With the lives of millions at stake, Uriel must find Michael and free him from the clutches of the Angel of Death…even if that means putting Uwe in mortal danger. The Book of Uriel is a heartbreaking blend of historical fiction and Jewish folklore that will enthrall fans of The Book Thief and The World That We Knew.”
About the Author
Elyse Hoffman strives to tell historical tales with new twists: she loves to meld WWII and Jewish history with fantasy, folklore, and the paranormal. She has written six works of Holocaust historical fiction: the five books of The Barracks of the Holocaust and The Book of Uriel.
I’m not gonna lie… I’m not much of a historical fiction reader. I like them every once in awhile, but it’s not a genre towards which I gravitate. But, when I saw the cover of this book, I just had to give it a try. I’m so glad I did, too, because this book was much more than I was expecting!
We follow the story of two principle players: Uwe, a German linguist assigned to help the Nazi Order Police during WWII and Uriel, a young, mute Jewish boy who has just suffered a devastating loss. Uriel’s entire town has been decimated in a vicious attack. Alone and afraid, he is visited by angels and given a heavenly task: find and free the Archangel Michael, the guardian angel of the Jewish people. In the process of completing his quest, Uriel is found and hidden by Uwe, who is starting to realize that the Nazis are worse than he could have imagined. Uriel is determined to save his people, but will his efforts put the man trying to protect him at risk?
This was such an enthralling read! From the moment the angels appeared until the end of the book, I was completely wrapped up in Uriel and Uwe’s stories. I loved all the Jewish folklore strewn throughout this story and how it was interwoven into the world. There are several times, of course, were this was not an easy read. We are dealing with Nazis in occupied Poland. There were bound to some pretty brutal scenes. I feel like they were handled with such care, though. These are very real events that happened to very real people and I like that the book highlights it in a way that grabs your attention and makes you think. But I also enjoyed the overall hopeful note that runs throughout this story, especially when it comes to little Uriel.
Uriel is such a gem of a character. He’s smart and resourceful, sweet and kind, and he’s willing to do anything to help his people. There’s so much placed on him at the beginning of this book, but he just nods and takes it one step at a time. I also loved his relationship with Uwe. It’s interesting watching him interact with all these legendary items that, to Uwe, are just worn down pieces of junk. I loved how their stories interweaved and, though I wasn’t the biggest fan of the end of their story, it still left me with a warm feeling in my heart.

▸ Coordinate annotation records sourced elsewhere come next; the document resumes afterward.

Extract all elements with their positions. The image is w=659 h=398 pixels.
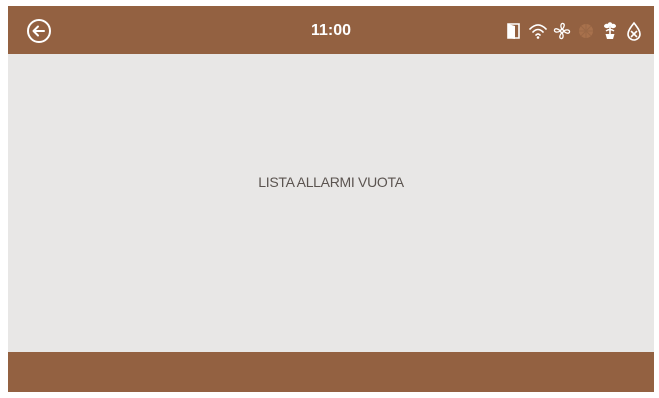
back-button[interactable] — [26, 18, 52, 44]
plant-icon — [600, 21, 620, 41]
fan-icon — [552, 21, 572, 41]
heater-icon — [576, 21, 596, 41]
empty-alarm-list-message: LISTA ALLARMI VUOTA — [258, 174, 404, 190]
alarm-list-screen: 11:00 LISTA ALLARMI VUOTA — [8, 6, 654, 392]
arrow-left-circle-icon — [27, 19, 51, 43]
status-icons — [500, 20, 644, 42]
water-off-icon — [624, 21, 644, 41]
door-icon — [504, 21, 524, 41]
alarm-list-area: LISTA ALLARMI VUOTA — [8, 54, 654, 352]
top-bar: 11:00 — [8, 6, 654, 54]
wifi-icon — [528, 21, 548, 41]
bottom-bar — [8, 352, 654, 392]
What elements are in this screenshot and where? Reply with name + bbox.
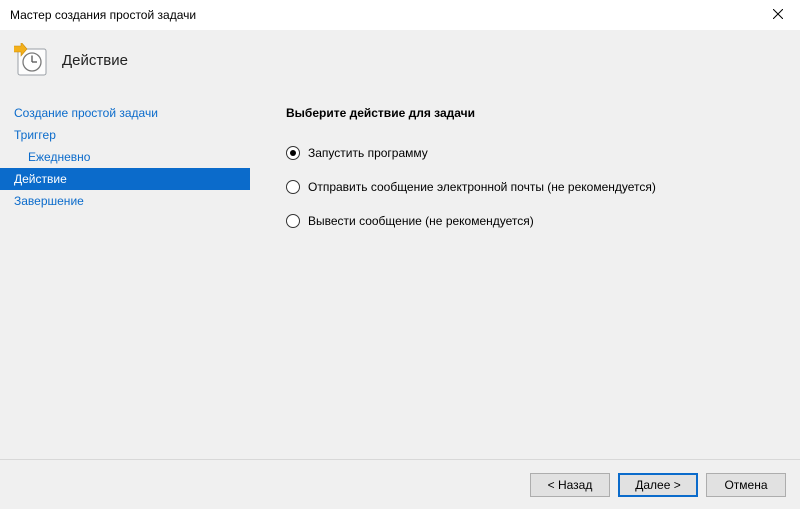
back-button[interactable]: < Назад [530,473,610,497]
action-option-label: Вывести сообщение (не рекомендуется) [308,214,534,228]
wizard-footer: < Назад Далее > Отмена [0,459,800,509]
radio-icon [286,146,300,160]
sidebar-step[interactable]: Создание простой задачи [0,102,250,124]
action-option[interactable]: Запустить программу [286,146,780,160]
main-heading: Выберите действие для задачи [286,106,780,120]
radio-icon [286,180,300,194]
titlebar: Мастер создания простой задачи [0,0,800,30]
window-title: Мастер создания простой задачи [10,8,790,22]
sidebar-step[interactable]: Ежедневно [0,146,250,168]
sidebar-step-label: Ежедневно [28,150,90,164]
main-panel: Выберите действие для задачи Запустить п… [250,90,800,459]
wizard-content: Создание простой задачи Триггер Ежедневно Д… [0,90,800,459]
sidebar-step[interactable]: Завершение [0,190,250,212]
next-button[interactable]: Далее > [618,473,698,497]
page-title: Действие [62,52,128,69]
sidebar-step[interactable]: Действие [0,168,250,190]
action-option-label: Запустить программу [308,146,428,160]
action-option[interactable]: Отправить сообщение электронной почты (н… [286,180,780,194]
clock-new-icon [14,43,48,77]
steps-sidebar: Создание простой задачи Триггер Ежедневно Д… [0,90,250,459]
close-button[interactable] [755,0,800,28]
sidebar-step-label: Создание простой задачи [14,106,158,120]
radio-icon [286,214,300,228]
action-option-label: Отправить сообщение электронной почты (н… [308,180,656,194]
sidebar-step-label: Действие [14,172,67,186]
wizard-header: Действие [0,30,800,90]
sidebar-step-label: Завершение [14,194,84,208]
action-option[interactable]: Вывести сообщение (не рекомендуется) [286,214,780,228]
close-icon [773,9,783,19]
sidebar-step-label: Триггер [14,128,56,142]
sidebar-step[interactable]: Триггер [0,124,250,146]
cancel-button[interactable]: Отмена [706,473,786,497]
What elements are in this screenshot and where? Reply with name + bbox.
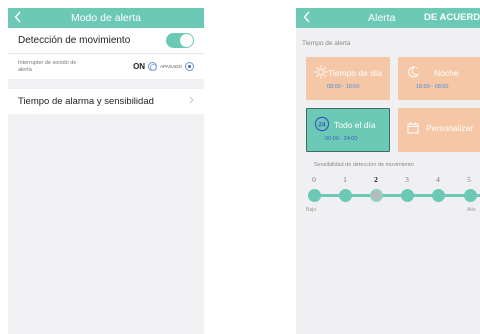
slider-stop-5[interactable] xyxy=(464,189,477,202)
all-day-card[interactable]: 24 Todo el día 00:00 - 24:00 xyxy=(306,108,390,152)
svg-text:24: 24 xyxy=(318,122,326,129)
slider-stop-0[interactable] xyxy=(308,189,321,202)
moon-icon xyxy=(406,65,420,79)
slider-stop-1[interactable] xyxy=(339,189,352,202)
high-label: Alto xyxy=(467,207,476,213)
sound-on-radio[interactable] xyxy=(148,62,158,71)
all-day-card-title: Todo el día xyxy=(334,120,376,130)
alert-sound-label: Interrupter de sonido de alerta xyxy=(18,59,77,73)
night-card-time: 18:00 - 08:00 xyxy=(416,84,449,90)
alert-header: Alerta DE ACUERDO xyxy=(296,8,480,28)
alert-time-section-label: Tiempo de alerta xyxy=(302,40,351,47)
level-tick-0: 0 xyxy=(312,175,316,184)
back-chevron-icon[interactable] xyxy=(14,11,22,26)
sound-on-label: ON xyxy=(133,62,146,71)
sensitivity-ticks: 0 1 2 3 4 5 xyxy=(296,175,480,187)
chevron-right-icon xyxy=(189,96,194,107)
level-tick-5: 5 xyxy=(467,175,471,184)
slider-stop-3[interactable] xyxy=(401,189,414,202)
sensitivity-section-label: Sensibilidad de detección de movimiento xyxy=(314,162,414,168)
night-card[interactable]: Noche 18:00 - 08:00 xyxy=(398,57,480,100)
level-tick-2: 2 xyxy=(374,175,378,184)
toggle-knob xyxy=(180,34,193,47)
slider-stop-4[interactable] xyxy=(432,189,445,202)
sun-icon xyxy=(314,65,328,79)
alarm-sensitivity-row[interactable]: Tiempo de alarma y sensibilidad xyxy=(8,89,204,114)
alert-settings-screen: Alerta DE ACUERDO Tiempo de alerta Tiemp… xyxy=(296,8,480,334)
accept-button[interactable]: DE ACUERDO xyxy=(424,12,480,23)
sound-off-radio[interactable] xyxy=(185,62,194,71)
sound-off-label: APAGADO xyxy=(160,64,182,69)
alert-sound-row: Interrupter de sonido de alerta ON APAGA… xyxy=(8,54,204,79)
back-chevron-icon[interactable] xyxy=(303,11,311,26)
clock-24-icon: 24 xyxy=(314,116,330,132)
low-label: Bajo xyxy=(306,207,317,213)
slider-stop-2-selected[interactable] xyxy=(370,189,383,202)
alert-sound-options: ON APAGADO xyxy=(133,62,194,71)
motion-detection-toggle[interactable] xyxy=(166,33,194,48)
alarm-sensitivity-label: Tiempo de alarma y sensibilidad xyxy=(18,96,154,107)
level-tick-1: 1 xyxy=(343,175,347,184)
level-tick-3: 3 xyxy=(405,175,409,184)
daytime-card-time: 08:00 - 18:00 xyxy=(327,84,360,90)
custom-card-title: Personalizar xyxy=(426,123,474,133)
alert-mode-header: Modo de alerta xyxy=(8,8,204,28)
daytime-card-title: Tiempo de día xyxy=(328,68,383,78)
custom-card[interactable]: Personalizar xyxy=(398,108,480,152)
alert-mode-screen: Modo de alerta Detección de movimiento I… xyxy=(8,8,204,334)
slider-track xyxy=(312,194,480,197)
page-title: Alerta xyxy=(368,12,396,24)
daytime-card[interactable]: Tiempo de día 08:00 - 18:00 xyxy=(306,57,390,100)
motion-detection-row: Detección de movimiento xyxy=(8,28,204,54)
level-tick-4: 4 xyxy=(436,175,440,184)
page-title: Modo de alerta xyxy=(70,12,142,24)
all-day-card-time: 00:00 - 24:00 xyxy=(325,136,358,142)
sensitivity-slider[interactable] xyxy=(306,189,480,203)
calendar-icon xyxy=(406,121,420,135)
night-card-title: Noche xyxy=(434,68,459,78)
motion-detection-label: Detección de movimiento xyxy=(18,35,131,46)
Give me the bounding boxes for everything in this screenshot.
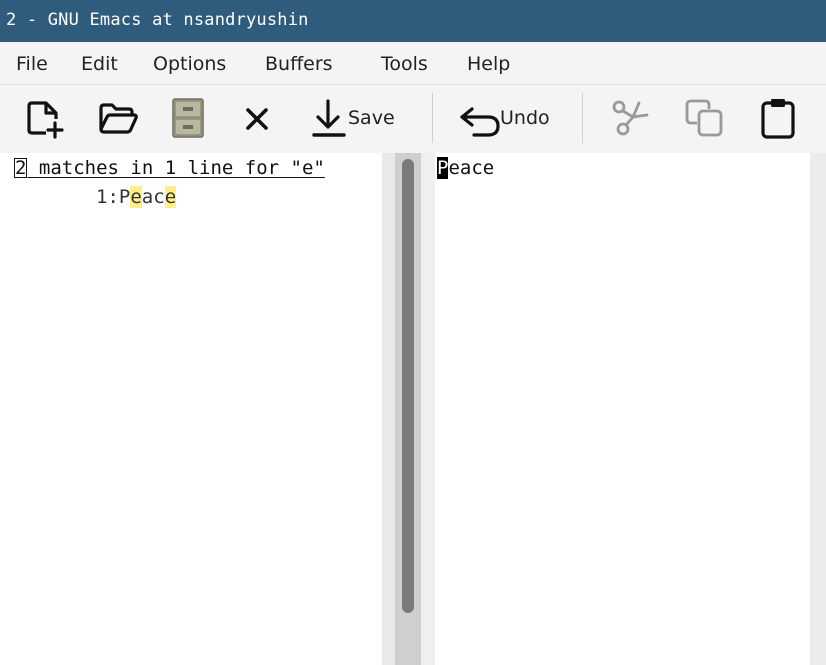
save-label: Save [348,107,395,129]
undo-button[interactable]: Undo [458,95,550,141]
occur-header[interactable]: 2 matches in 1 line for "e" [14,157,380,179]
scrollbar-thumb[interactable] [402,159,414,613]
tool-bar: Save Undo [0,85,826,153]
copy-button[interactable] [683,95,727,141]
window-divider[interactable] [382,153,395,665]
text-cursor: P [437,157,449,179]
toolbar-separator [432,93,433,143]
copy-icon [683,95,727,141]
match-text: P [118,186,131,208]
cut-button[interactable] [607,95,651,141]
menu-edit[interactable]: Edit [81,53,118,75]
cut-scissors-icon [607,95,651,141]
toolbar-separator [582,93,583,143]
line-number: 1: [96,186,119,208]
save-button[interactable]: Save [310,95,395,141]
window-title: 2 - GNU Emacs at nsandryushin [6,10,309,30]
occur-window[interactable]: 2 matches in 1 line for "e" 1:Peace [0,153,382,665]
match-highlight: e [130,186,142,208]
title-bar: 2 - GNU Emacs at nsandryushin [0,0,826,42]
paste-clipboard-icon [757,95,801,141]
source-window[interactable]: Peace [435,153,810,665]
right-fringe [810,153,826,665]
buffer-line: eace [448,157,495,179]
menu-help[interactable]: Help [467,53,510,75]
undo-label: Undo [500,107,550,129]
fringe [421,153,435,665]
menu-file[interactable]: File [16,53,48,75]
save-file-cabinet-icon [171,95,205,141]
menu-tools[interactable]: Tools [381,53,428,75]
open-folder-icon [96,95,140,141]
open-file-button[interactable] [96,95,140,141]
undo-arrow-icon [458,95,502,141]
occur-header-text: matches in 1 line for "e" [27,157,325,179]
buffer-text[interactable]: Peace [437,157,494,179]
occur-match-line[interactable]: 1:Peace [96,186,177,208]
match-highlight: e [164,186,177,208]
close-buffer-button[interactable] [242,95,272,141]
save-download-icon [310,95,348,141]
menu-buffers[interactable]: Buffers [265,53,333,75]
new-file-button[interactable] [24,95,68,141]
paste-button[interactable] [757,95,801,141]
new-file-icon [24,95,68,141]
menu-options[interactable]: Options [153,53,226,75]
menu-bar: File Edit Options Buffers Tools Help [0,42,826,85]
close-x-icon [242,95,272,141]
save-cabinet-button[interactable] [171,95,205,141]
occur-cursor: 2 [14,157,28,179]
editor-area: 2 matches in 1 line for "e" 1:Peace → Pe… [0,153,826,665]
match-text: ac [141,186,165,208]
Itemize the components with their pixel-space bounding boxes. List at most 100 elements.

Final thoughts: This was such an engaging story! I was completely immersed by the end of the first page and sped through the rest. The pacing is great, the characters are magnificent, and I love the mixture of historical topics and folklore. My favorite part has to be the relationship between our titular character, Uriel and the German that tries to help him, Uwe. I also loved following Uriel on his quest as he solved puzzles and gathers artifacts. Even though historical fiction is not usually my jam, this hit just the right notes to make me love it. If you enjoy historical fiction that doesn’t shy away from the horrors of WWII and mixes in just the right amount of the otherworldly, I think you would like The Book of Uriel!